I’ve know for more than a month about AEA coming to Austin. Though for the price of the single-day session I was not sure I found the value over other upcoming events like SXSWi coming in March 2007. I first tried to get my employer to pony up for the cost. No luck. I didn’t press this too far. So come November 1 I put up my own card and paid my way to attend AEA Austin.

So Monday, November 6, I was in attendance at An Event Apart Austin. I was so glad to be there. I was not sold out like previous events but it was probably 80% full. Then again the Alamo Drafthouse is a large venue to fill.

Highlights

  • Seeing Eric Meyer code CSS in his head in front of a couple hundred people. This occurred twice. During his two sessions “Hardcore CSS” and “One True Layout”. What a treat to see a true master at work.
  • Jason Santa Maria gave a wonderful presentation on the redesign of ALA. It was very revealing to see the ideas start in his sketchbook and evolve into the final state of the site.
  • Molly E. Holzschla presented a very provocative session on “From the Content Out”.
  • And last but not least the ever wonderful Mr. Jeffrey Seldman who presented on multiple topics including “Selling Design” and “Writing the User Interface” which was a nice overview of content type used for presentation.

My Thoughts

Overall I did like the one-day session. Though rather expensive for the single day. These are the true masters of our profession. They set the bar for Web Design that we attempt to follow.

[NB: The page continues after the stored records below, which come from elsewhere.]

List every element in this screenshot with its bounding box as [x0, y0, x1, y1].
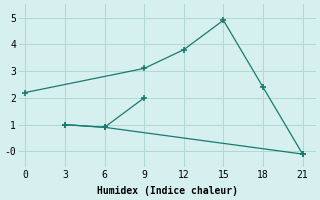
X-axis label: Humidex (Indice chaleur): Humidex (Indice chaleur) [97, 186, 238, 196]
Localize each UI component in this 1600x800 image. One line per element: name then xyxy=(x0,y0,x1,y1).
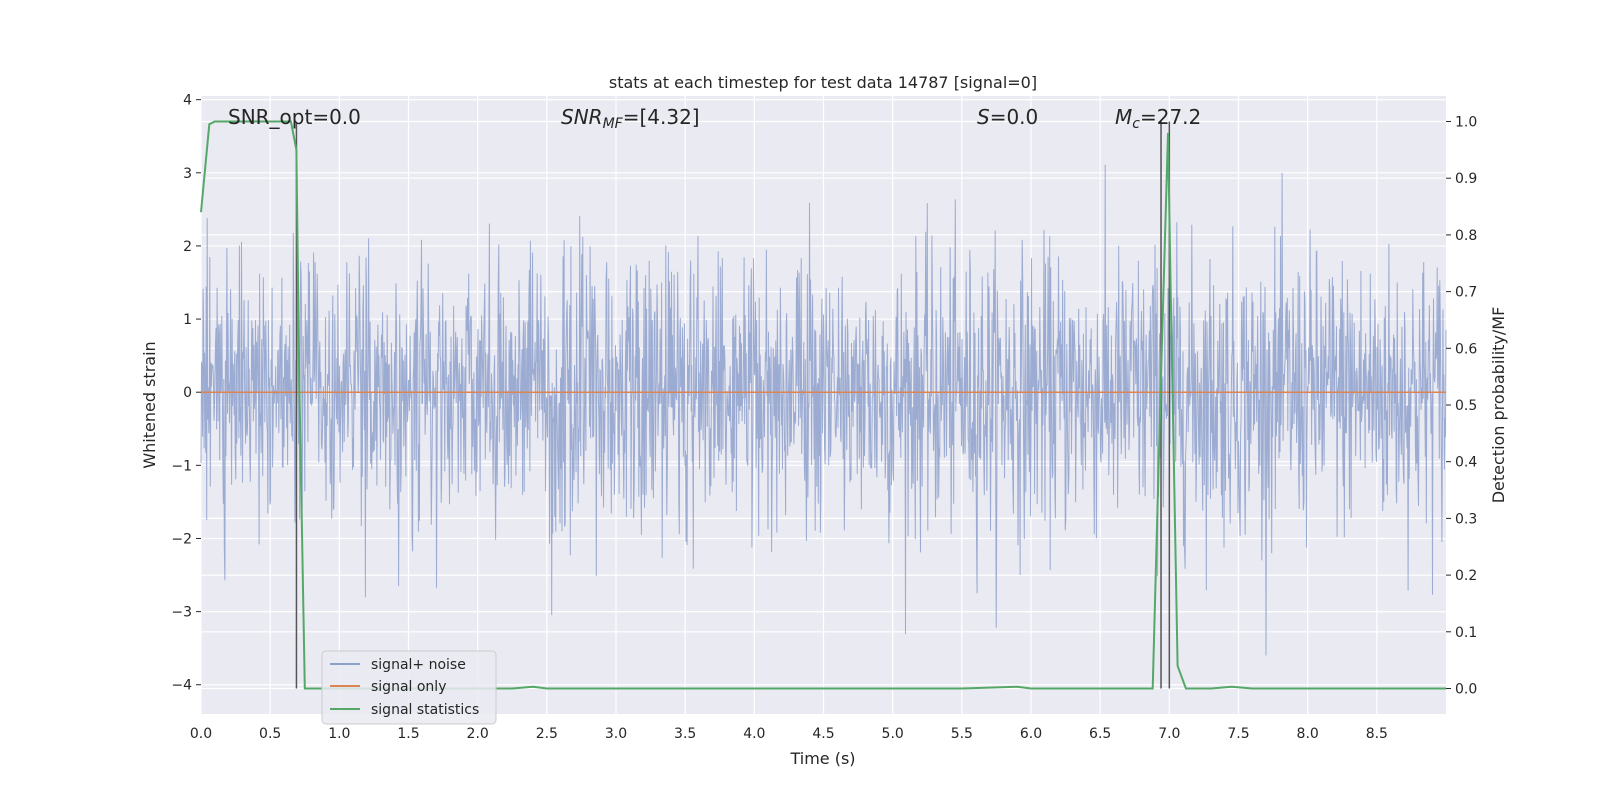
legend-label-signal-statistics: signal statistics xyxy=(371,702,479,718)
x-tick-label: 0.0 xyxy=(190,726,212,742)
y-right-tick-label: 0.4 xyxy=(1455,455,1477,471)
x-tick-label: 7.5 xyxy=(1227,726,1249,742)
x-tick-label: 2.5 xyxy=(536,726,558,742)
x-tick-label: 8.0 xyxy=(1297,726,1319,742)
x-axis-label: Time (s) xyxy=(789,749,855,768)
y-axis-left-label: Whitened strain xyxy=(140,341,159,468)
y-right-tick-label: 0.6 xyxy=(1455,341,1477,357)
x-tick-label: 3.5 xyxy=(674,726,696,742)
x-tick-label: 5.0 xyxy=(882,726,904,742)
x-axis-ticks: 0.0 0.5 1.0 1.5 2.0 2.5 3.0 3.5 4.0 4.5 5.0 5.5 6.0 6… xyxy=(190,726,1388,742)
y-left-tick-label: −4 xyxy=(171,678,192,694)
x-tick-label: 8.5 xyxy=(1366,726,1388,742)
legend: signal+ noise signal only signal statist… xyxy=(321,650,497,725)
chart-title: stats at each timestep for test data 147… xyxy=(609,73,1037,92)
y-left-tick-label: 2 xyxy=(183,239,192,255)
annotations: SNR_opt=0.0 SNRMF=[4.32] S=0.0 Mc=27.2 xyxy=(228,105,1201,132)
annotation-s: S=0.0 xyxy=(977,105,1038,129)
y-right-tick-label: 0.5 xyxy=(1455,398,1477,414)
x-tick-label: 6.0 xyxy=(1020,726,1042,742)
x-tick-label: 4.5 xyxy=(812,726,834,742)
x-tick-label: 4.0 xyxy=(743,726,765,742)
x-tick-label: 1.5 xyxy=(397,726,419,742)
y-axis-left-ticks: 4 3 2 1 0 −1 −2 −3 −4 xyxy=(171,93,201,694)
legend-label-signal-only: signal only xyxy=(371,679,446,695)
y-left-tick-label: −1 xyxy=(171,458,192,474)
annotation-snr-mf: SNRMF=[4.32] xyxy=(561,105,700,132)
y-right-tick-label: 0.1 xyxy=(1455,625,1477,641)
y-left-tick-label: −3 xyxy=(171,605,192,621)
y-left-tick-label: 4 xyxy=(183,93,192,109)
y-left-tick-label: 3 xyxy=(183,166,192,182)
y-right-tick-label: 0.0 xyxy=(1455,681,1477,697)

Thank you Jeff, Eric, Jason and Molly for the great time at AEA Austin.

Also there was an after party hosted by Knowbility at the Belmont. The pics from myself and other are hosted on Flickr Flickr group AEA Austin.

Better printed page links

This is in a word…FANTASTIC!

I was hunting around for some print style sheet tweaks for a client. Seems they have a very wide horizontal table that of course when printed cuts off the right side. No Duh! so I’m surfing around checking various leads on Google or whatever search engine and I come across this article

http://www.alistapart.com/articles/improvingprint

I’m sure you’ve all printed a web page that contains links. You get the link text that is shown on the web page but not the actual URL. Since this is a printed document you can’t really hover over the link text to see the URL href or anything. So basically you’re screwed! The first iteration of a solution was to move the links inline. Well as is mentioned in the article it makes the text you are printed very unreadable.

So the solution is to put footnotes next to the link text that reference the URL at the bottom of the printed page.